Open jsgf opened 5 years ago

jsgf commented 5 years ago

MIRAI is an abstract interpreter for MIR. It uses the Z3 theorem prover as part of its implementation. Z3 uses C++, and is often used precompiled.

MIRAI also links against rustc. This means that Z3's C++ library conflicts with the libstdc++ linked into rustc (well, libLLVM I think). At best this generates GB of linker errors, at worst something that seems to build but behaves erratically at runtime.

Is there some way to hide all llvm's C++ symbols so that it just becomes an internal implementation details, and a second libstdc++ can coexist in the same address space? Alternatively could it be distributed with a shared libstdc++ so that llvm and Z3 are using a common library?

I can solve this by building everything from source against the same libstdc++, but its a large burden to build rustc from source just to use MIRAI.

cc @hermanventer @alexcrichton

hermanventer commented 5 years ago

To reproduce this, just clone https://github.com/facebookexperimental/MIRAI and try to cargo build on a Linux system (after installing Z3, which you can do using "brew install z3"). If it builds (which it did not, last time I checked), try to run it with cargo test.

alexcrichton commented 5 years ago

We currently ship a compiler with two dynamic libraries that contain C++ code in them. One is LLVM itself, built by LLVM's own build system. I believe the C++ standard library is linked statically into this LLVM dynamic library. The other is librustc_driver.so which contains some C++ shim code compiled so rustc can use bits and pieces of LLVM's C++ interface. (there's a separate issue for removing those shims)

I unfortunately do not know how to instruct LLVM's build system to hide symbols and only expose the ones we want in rustc. I'm not sure it's easily possible either since the C++ APIs that we're using in our shims are probably not super well defined.

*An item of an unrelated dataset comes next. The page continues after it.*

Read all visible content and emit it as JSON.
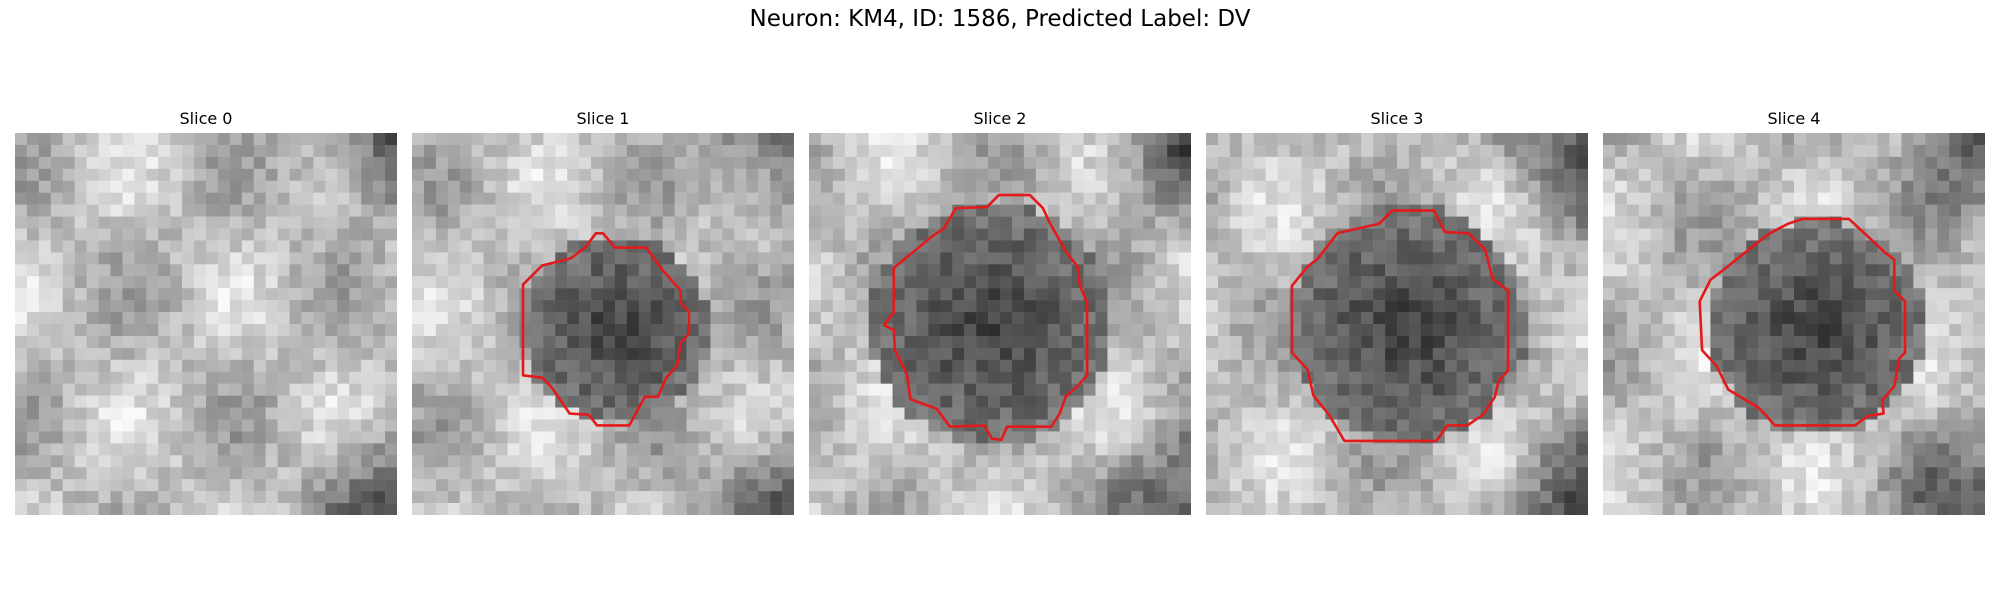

jsgf commented 5 years ago

Removing the symbols from rustc_driver will help; then we only need to solve llvm. I wonder if using dlopen(..., RTLD_LOCAL) would help when loading it:

RTLD_LOCAL   Symbols exported from this image (dynamic library or bundle) are generally hidden and only
             availble to dlsym() when directly using the handle returned by this call to dlopen().

I don't know how this applies to transitive dependencies. Maybe statically linking a PIC version libLLVM.a into librustc_codegen_llvm would help in that case? (Or is that already true?)

jsgf commented 5 years ago

@hermanventer BTW, I did a checkout and compile on a current Fedora system using the distro-packaged version of Z3, and it build and ran cleanly without problems.

alexcrichton commented 5 years ago

Oh right! AFAIK we should now be able to use RTLD_LOCAL. Historically we couldn't because some tests relied on the opposite, loading a dynamic library that linked against LLVM and then using that in the compiler. I think nowadays though we dropped support for that (unstable) test so it should be fine to pass in RTLD_LOCAL when we load codegen backends.

jsgf commented 5 years ago

I'll take a look.

bjorn3 commented 1 year ago

The LLVM backend is now linked into librustc_driver.so, so there is nowhere to pass RTLD_LOCAL anymore.